SAN FRANCISCO – Mayor Ed Lee said Tuesday he was no longer considering a tactic that would allow police to stop and frisk suspicious people in an effort to get weapons off San Francisco streets.
The move came after weeks of criticism that the policy would bring racial profiling to a city known for its strong liberal outlook.
Lee said at a news conference the city will instead rely on more traditional strategies such as targeted enforcement and use of crime-tracking software to combat surging gun violence.

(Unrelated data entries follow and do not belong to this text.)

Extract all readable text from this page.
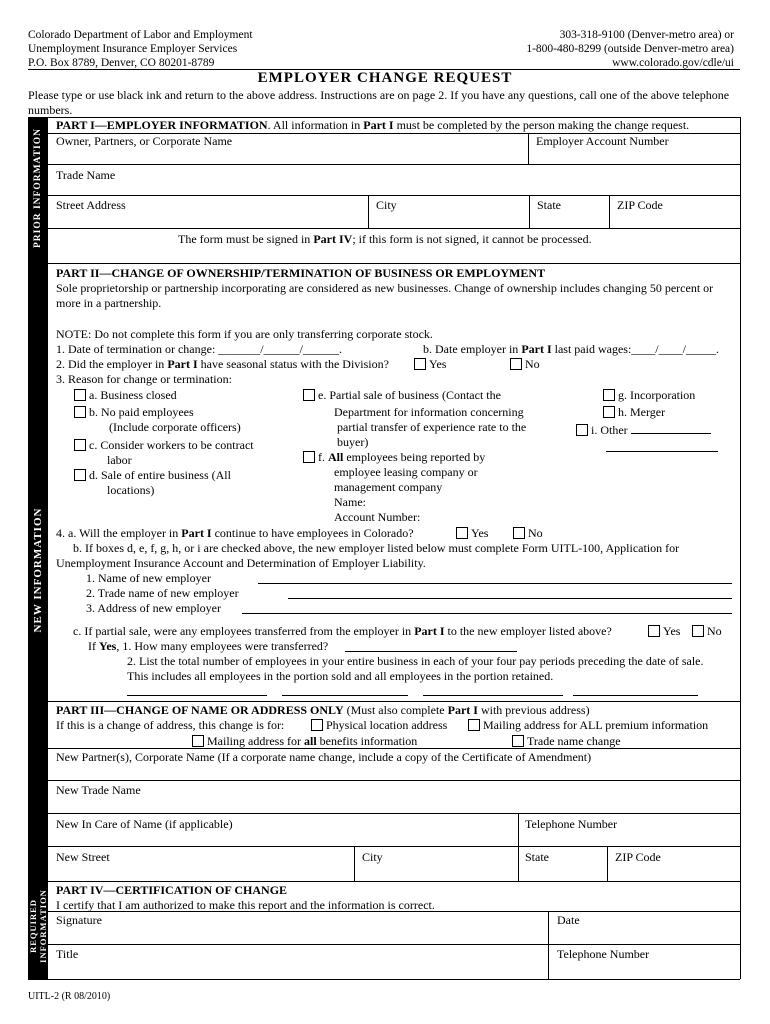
Colorado Department of Labor and Employment
Unemployment Insurance Employer Services
P.O. Box 8789, Denver, CO 80201-8789
303-318-9100 (Denver-metro area) or
1-800-480-8299 (outside Denver-metro area)
www.colorado.gov/cdle/ui
EMPLOYER CHANGE REQUEST
Please type or use black ink and return to the above address. Instructions are on page 2. If you have any questions, call one of the above telephone numbers.
PRIOR INFORMATION
NEW INFORMATION
REQUIRED INFORMATION
PART I—EMPLOYER INFORMATION. All information in Part I must be completed by the person making the change request.
Owner, Partners, or Corporate Name	Employer Account Number
Trade Name
Street Address	City	State	ZIP Code
The form must be signed in Part IV; if this form is not signed, it cannot be processed.
PART II—CHANGE OF OWNERSHIP/TERMINATION OF BUSINESS OR EMPLOYMENT
Sole proprietorship or partnership incorporating are considered as new businesses. Change of ownership includes changing 50 percent or more in a partnership.
NOTE: Do not complete this form if you are only transferring corporate stock.
1. Date of termination or change: _______/______/______.	b. Date employer in Part I last paid wages:____/____/_____.
2. Did the employer in Part I have seasonal status with the Division?	Yes	No
3. Reason for change or termination:
a. Business closed
b. No paid employees
(Include corporate officers)
c. Consider workers to be contract
labor
d. Sale of entire business (All
locations)
e. Partial sale of business (Contact the
Department for information concerning
partial transfer of experience rate to the
buyer)
f. All employees being reported by
employee leasing company or
management company
Name:
Account Number:
g. Incorporation
h. Merger
i. Other
4. a. Will the employer in Part I continue to have employees in Colorado?	Yes	No
b. If boxes d, e, f, g, h, or i are checked above, the new employer listed below must complete Form UITL-100, Application for
Unemployment Insurance Account and Determination of Employer Liability.
1. Name of new employer
2. Trade name of new employer
3. Address of new employer
c. If partial sale, were any employees transferred from the employer in Part I to the new employer listed above?	Yes	No
If Yes, 1. How many employees were transferred?
2. List the total number of employees in your entire business in each of your four pay periods preceding the date of sale.
This includes all employees in the portion sold and all employees in the portion retained.
PART III—CHANGE OF NAME OR ADDRESS ONLY (Must also complete Part I with previous address)
If this is a change of address, this change is for:	Physical location address	Mailing address for ALL premium information
Mailing address for all benefits information	Trade name change
New Partner(s), Corporate Name (If a corporate name change, include a copy of the Certificate of Amendment)
New Trade Name
New In Care of Name (if applicable)	Telephone Number
New Street	City	State	ZIP Code
PART IV—CERTIFICATION OF CHANGE
I certify that I am authorized to make this report and the information is correct.
Signature	Date
Title	Telephone Number
UITL-2 (R 08/2010)
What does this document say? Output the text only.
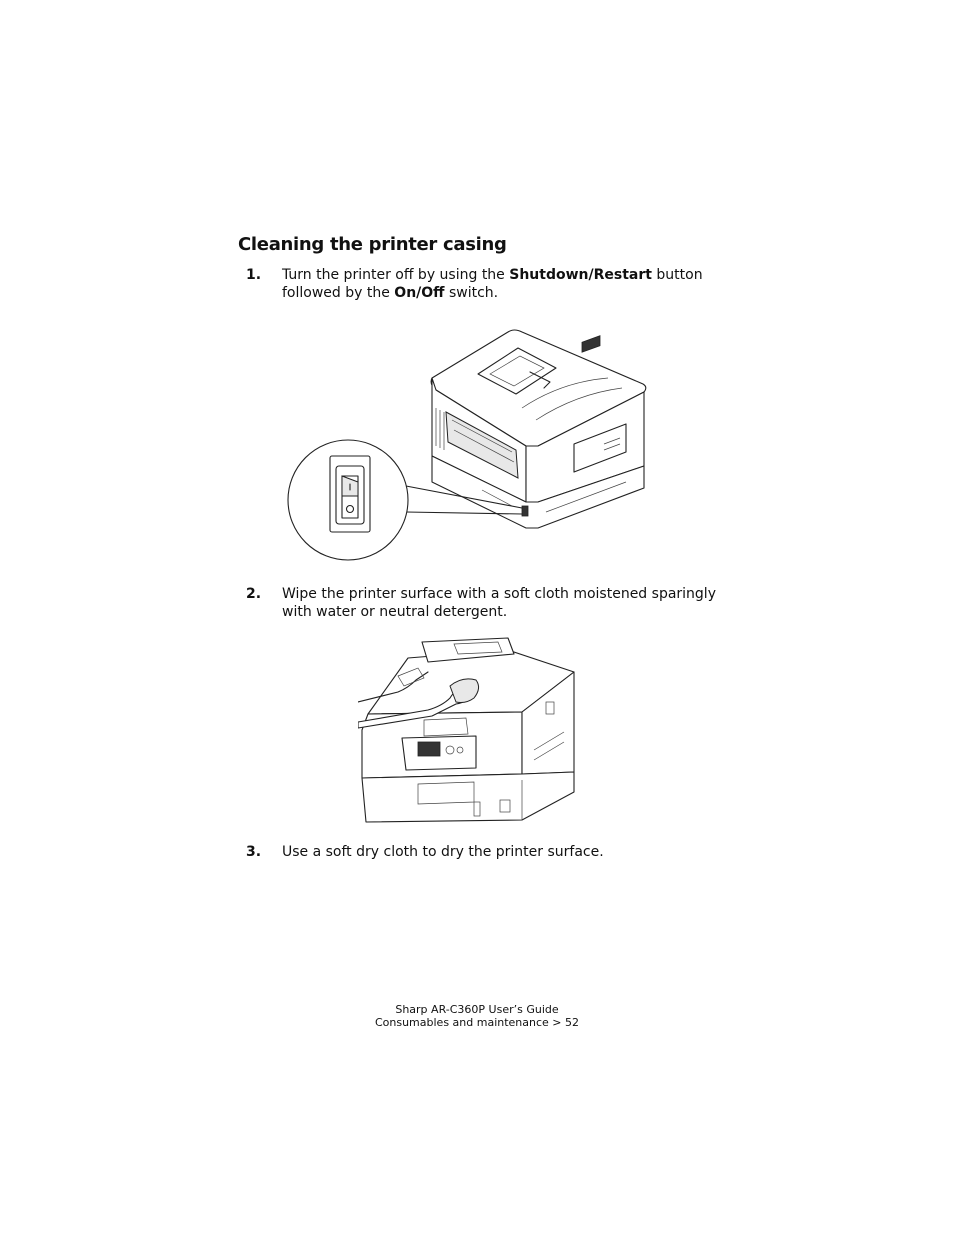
Cleaning the printer casing
1. Turn the printer off by using the Shutdown/Restart button followed by the On/Off switch.
2. Wipe the printer surface with a soft cloth moistened sparingly with water or neutral detergent.
3. Use a soft dry cloth to dry the printer surface.
Sharp AR-C360P User’s Guide
Consumables and maintenance > 52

The city has had 29 firearm homicides so far this year, more than half of those in June and July, police said.
"All the plans we are announcing today may not sound brand new, but they are a reinvigoration of where are hearts are," Lee said.

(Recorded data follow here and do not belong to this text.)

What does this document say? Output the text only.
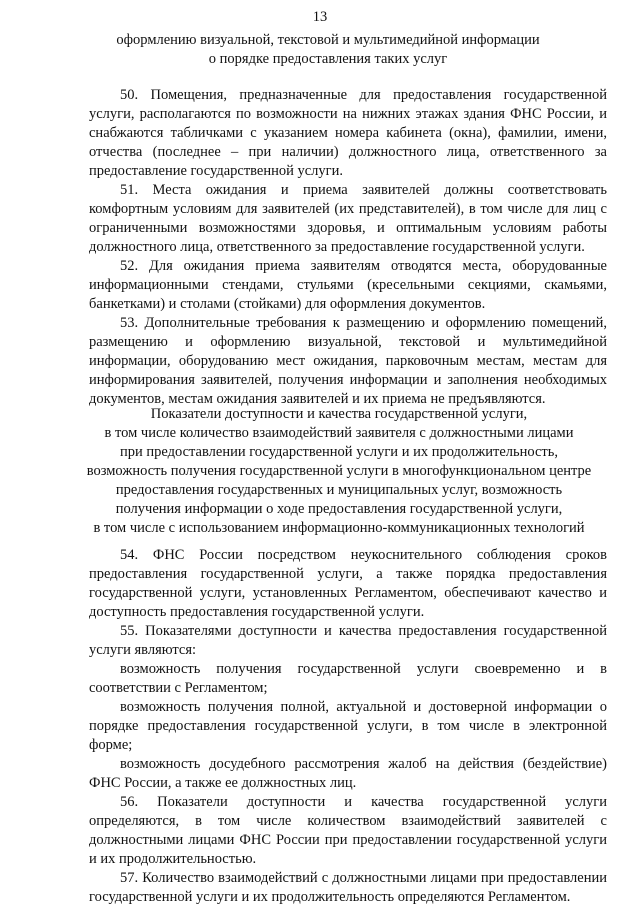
13
оформлению визуальной, текстовой и мультимедийной информации
о порядке предоставления таких услуг

50. Помещения, предназначенные для предоставления государственной услуги, располагаются по возможности на нижних этажах здания ФНС России, и снабжаются табличками с указанием номера кабинета (окна), фамилии, имени, отчества (последнее – при наличии) должностного лица, ответственного за предоставление государственной услуги.

51. Места ожидания и приема заявителей должны соответствовать комфортным условиям для заявителей (их представителей), в том числе для лиц с ограниченными возможностями здоровья, и оптимальным условиям работы должностного лица, ответственного за предоставление государственной услуги.

52. Для ожидания приема заявителям отводятся места, оборудованные информационными стендами, стульями (кресельными секциями, скамьями, банкетками) и столами (стойками) для оформления документов.

53. Дополнительные требования к размещению и оформлению помещений, размещению и оформлению визуальной, текстовой и мультимедийной информации, оборудованию мест ожидания, парковочным местам, местам для информирования заявителей, получения информации и заполнения необходимых документов, местам ожидания заявителей и их приема не предъявляются.

Показатели доступности и качества государственной услуги,
в том числе количество взаимодействий заявителя с должностными лицами
при предоставлении государственной услуги и их продолжительность,
возможность получения государственной услуги в многофункциональном центре
предоставления государственных и муниципальных услуг, возможность
получения информации о ходе предоставления государственной услуги,
в том числе с использованием информационно-коммуникационных технологий

54. ФНС России посредством неукоснительного соблюдения сроков предоставления государственной услуги, а также порядка предоставления государственной услуги, установленных Регламентом, обеспечивают качество и доступность предоставления государственной услуги.

55. Показателями доступности и качества предоставления государственной услуги являются:

возможность получения государственной услуги своевременно и в соответствии с Регламентом;

возможность получения полной, актуальной и достоверной информации о порядке предоставления государственной услуги, в том числе в электронной форме;

возможность досудебного рассмотрения жалоб на действия (бездействие) ФНС России, а также ее должностных лиц.

56. Показатели доступности и качества государственной услуги определяются, в том числе количеством взаимодействий заявителей с должностными лицами ФНС России при предоставлении государственной услуги и их продолжительностью.

57. Количество взаимодействий с должностными лицами при предоставлении государственной услуги и их продолжительность определяются Регламентом.
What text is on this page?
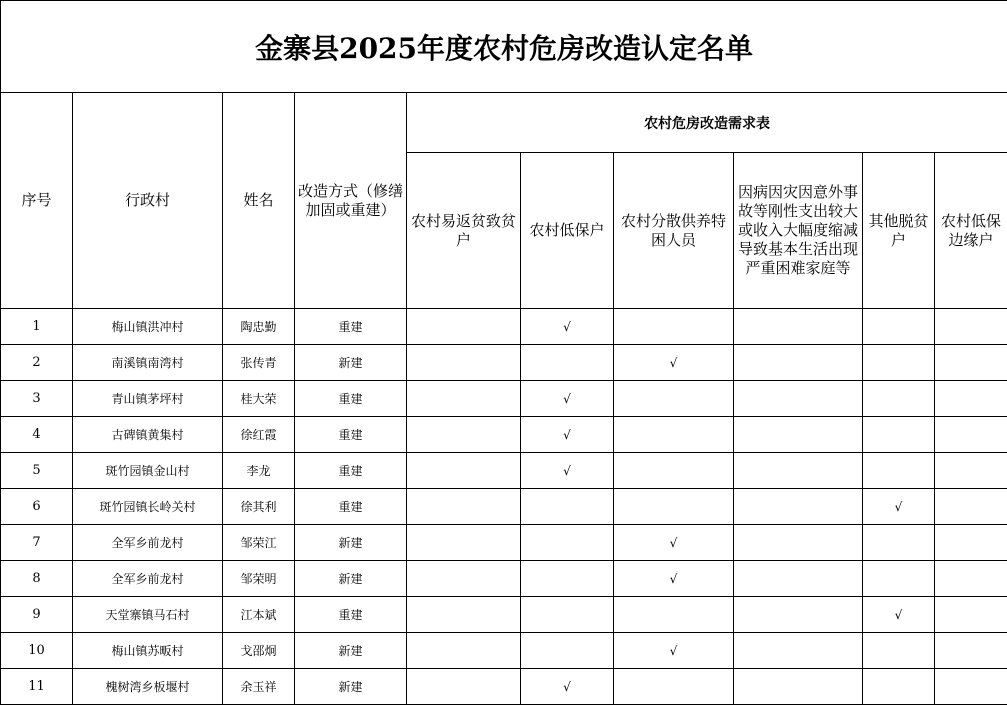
金寨县2025年度农村危房改造认定名单									
序号	行政村	姓名	改造方式（修缮加固或重建）	农村危房改造需求表					
				农村易返贫致贫户	农村低保户	农村分散供养特困人员	因病因灾因意外事故等刚性支出较大或收入大幅度缩减导致基本生活出现严重困难家庭等	其他脱贫户	农村低保边缘户
1	梅山镇洪冲村	陶忠勤	重建		√				
2	南溪镇南湾村	张传青	新建			√			
3	青山镇茅坪村	桂大荣	重建		√				
4	古碑镇黄集村	徐红霞	重建		√				
5	斑竹园镇金山村	李龙	重建		√				
6	斑竹园镇长岭关村	徐其利	重建					√	
7	全军乡前龙村	邹荣江	新建			√			
8	全军乡前龙村	邹荣明	新建			√			
9	天堂寨镇马石村	江本斌	重建					√	
10	梅山镇苏畈村	戈邵炯	新建			√			
11	槐树湾乡板堰村	余玉祥	新建		√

The mayor did not explain why he was abandoning the stop and frisk idea, and he did not take questions from reporters.
Christine Falvey, a spokeswoman for the mayor, told the San Francisco Chronicle on Monday that Lee doesn't want to implement a policy that has the potential to include racial profiling.
Lee told the newspaper in June that he was considering the tactic that has been maligned by critics as a violation of rights and praised by proponents for reducing crime.
In New York City, police using the stop and frisk strategy stopped 700,000 people last year, and the majority were black or Latino. In Philadelphia, officials placed the stop and frisk program under court supervision to settle a federal lawsuit alleging racial profiling.
The Black Young Democrats of San Francisco rallied last month against the move outside City Hall. The previous week, a majority of San Francisco supervisors passed a resolution opposing the idea.
"The experiences of Philadelphia and New York City's shows stop and frisk requires stopping an enormous number of men of color, undermining the trust and faith between law enforcement and those communities," Board of Supervisors President David Chiu said Tuesday.
As part of the offensive against gun violence, Police Chief Greg Suhr said the city plans to target parole and probation violators and use an existing injunction against warring gang members in south San Francisco.
"Shootings are the problem. Guns are the problem. It's about getting to the guns," Suhr said at the news conference.
City officials encouraged people with guns to surrender them to police or pastors who have agreed to hand them over to authorities.
Dennis Smith, a New York University professor who has researched stop and frisk policies, said police stops help reduce and deter crime. He criticized Lee for taking the option off the table under pressure.
"The things that I heard he is going to try to do sound like a more palatable version of things that I think police departments need to do -- being proactive with crime and putting resources where crime is," Smith said.